I have believed for a long time that we are evolving as a human race. I remember thinking this when I was first teaching Co-Counseling. I saw how it was training people to listen, teaching the power of relationship to heal, and allowing the discharge of emotions. (Allowing people to fully discharge is new for human beings. We are still learning how to do it, right?) These things move us forward as a human race into the connected, loving relationships we want and that we want to see in the world.

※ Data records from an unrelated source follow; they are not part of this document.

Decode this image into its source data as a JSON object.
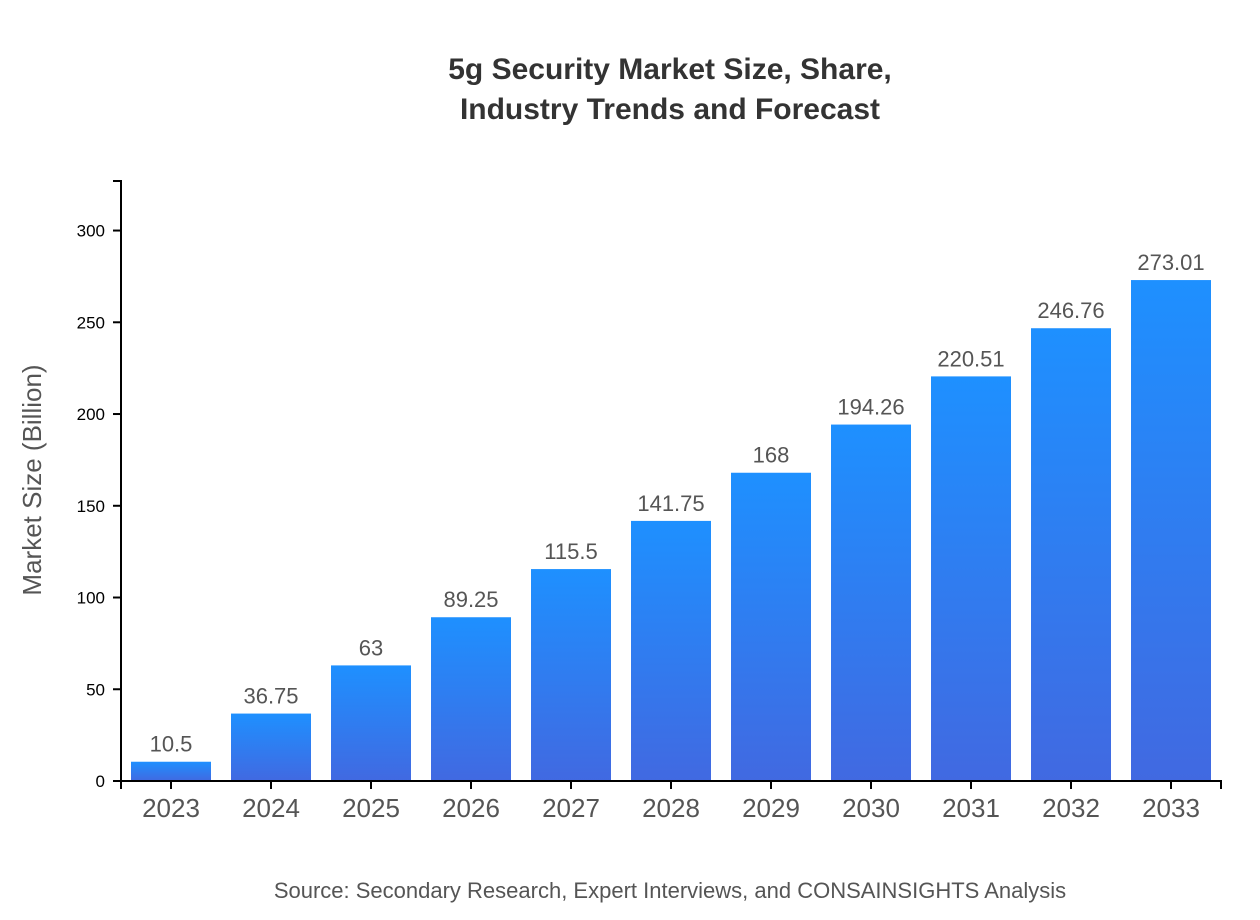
{
  "chart_data": {
    "type": "bar",
    "title_lines": [
      "5g Security Market Size, Share,",
      "Industry Trends and Forecast"
    ],
    "xlabel": "",
    "ylabel": "Market Size (Billion)",
    "categories": [
      "2023",
      "2024",
      "2025",
      "2026",
      "2027",
      "2028",
      "2029",
      "2030",
      "2031",
      "2032",
      "2033"
    ],
    "values": [
      10.5,
      36.75,
      63,
      89.25,
      115.5,
      141.75,
      168,
      194.26,
      220.51,
      246.76,
      273.01
    ],
    "data_labels": [
      "10.5",
      "36.75",
      "63",
      "89.25",
      "115.5",
      "141.75",
      "168",
      "194.26",
      "220.51",
      "246.76",
      "273.01"
    ],
    "yticks": [
      0,
      50,
      100,
      150,
      200,
      250,
      300
    ],
    "ylim": [
      0,
      327
    ],
    "grid": false,
    "legend": "none",
    "colors": {
      "bar_top": "#1e90ff",
      "bar_bottom": "#4169e1",
      "label": "#555555",
      "axis": "#000000"
    },
    "source": "Source: Secondary Research, Expert Interviews, and CONSAINSIGHTS Analysis"
  }
}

Tim2 wrote a long time ago that our most powerful form of protection is relationships. That is an evolutionary thought.And now scientists are confirming it—that relationships are the most evolved form of human protection system (the others being fight, flight, and freeze). Yet we have thousands of years of human violence stored in our memory, in the burdensome patterns we carry. What a brilliant thing to discharge on our histories of violence. How might this move us forward in our re-emergence, and move forward the re-emergence of the human race?

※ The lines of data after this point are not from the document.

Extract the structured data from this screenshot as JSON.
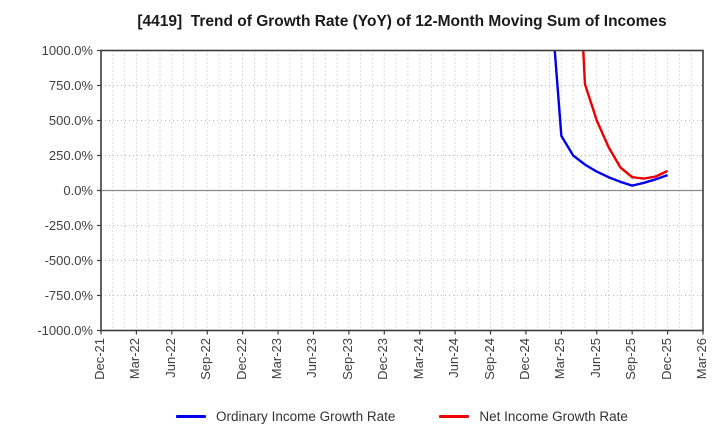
{
  "chart_data": {
    "type": "line",
    "title": "[4419]  Trend of Growth Rate (YoY) of 12-Month Moving Sum of Incomes",
    "ylabel": "",
    "xlabel": "",
    "ylim": [
      -1000,
      1000
    ],
    "y_tick_step_percent": 250,
    "y_tick_labels": [
      "1000.0%",
      "750.0%",
      "500.0%",
      "250.0%",
      "0.0%",
      "-250.0%",
      "-500.0%",
      "-750.0%",
      "-1000.0%"
    ],
    "x_start_month": "Dec-21",
    "x_end_month": "Mar-26",
    "x_tick_labels": [
      "Dec-21",
      "Mar-22",
      "Jun-22",
      "Sep-22",
      "Dec-22",
      "Mar-23",
      "Jun-23",
      "Sep-23",
      "Dec-23",
      "Mar-24",
      "Jun-24",
      "Sep-24",
      "Dec-24",
      "Mar-25",
      "Jun-25",
      "Sep-25",
      "Dec-25",
      "Mar-26"
    ],
    "grid": {
      "vertical": "monthly dotted",
      "horizontal": "every 250% dotted",
      "zero_line": "solid gray"
    },
    "legend_position": "bottom-center",
    "series": [
      {
        "name": "Ordinary Income Growth Rate",
        "color": "#0000ee",
        "points_percent_by_month": [
          [
            "Feb-25",
            1480
          ],
          [
            "Mar-25",
            390
          ],
          [
            "Apr-25",
            250
          ],
          [
            "May-25",
            185
          ],
          [
            "Jun-25",
            135
          ],
          [
            "Jul-25",
            95
          ],
          [
            "Aug-25",
            62
          ],
          [
            "Sep-25",
            35
          ],
          [
            "Oct-25",
            55
          ],
          [
            "Nov-25",
            80
          ],
          [
            "Dec-25",
            110
          ]
        ]
      },
      {
        "name": "Net Income Growth Rate",
        "color": "#ee0000",
        "points_percent_by_month": [
          [
            "Apr-25",
            2430
          ],
          [
            "May-25",
            760
          ],
          [
            "Jun-25",
            500
          ],
          [
            "Jul-25",
            310
          ],
          [
            "Aug-25",
            165
          ],
          [
            "Sep-25",
            95
          ],
          [
            "Oct-25",
            85
          ],
          [
            "Nov-25",
            100
          ],
          [
            "Dec-25",
            140
          ]
        ]
      }
    ]
  },
  "colors": {
    "background": "#ffffff",
    "title_text": "#1a1a1a",
    "tick_text": "#404040",
    "grid": "#b8b8b8",
    "zero_line": "#8c8c8c",
    "plot_border": "#3c3c3c"
  }
}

What came up for me in sessions was the new awareness that my grandfather was a child soldier. I had noticed that I had a lot of feelings, an aching in my heart, whenever I heard about child soldiers. I had known that my grandfather, from a family of Ukrainian peasant farmers, had been drafted seven times into the army of the Austro-Hungarian Empire in the wars of Eastern Europe in the last part of the nineteenth century, before he emigrated with my grandmother and my year-old mother. This past year at a family funeral, I had seen a photo of them that I’d never seen before, taken when they first arrived as immigrants. I had been shocked at how young my grandfather looked. If he was that young and had already been in the army seven times, how old could he have been when he was first drafted? My grandfather was cannon fodder. I discharged deep sadness about how child soldiers have been around for a long time.

And I discharged about how A— was in the Vietnam War, in Da Nang, when I was sixteen. (Sadly, forty-seven years later, he still shows signs of PTSD.3) I counseled about high school friends drafted to Vietnam who were killed or came back emotionally scarred, and about the young wounded veterans at Occupy Chicago,4 in summer 2012, throwing their medals to the ground.

I look forward to lots of great re-evaluations, more re-emergence.

Dorothea Hrossowyc
Northfield, Minnesota, USA


1 John Sellen is the Regional Reference Person for Minnesota, North Dakota, and South Dakota, USA, and Manitoba, Canada.
2 Tim Jackins
3 Post-traumatic stress disorder
4 Occupy Chicago was a movement to fight corporate abuse.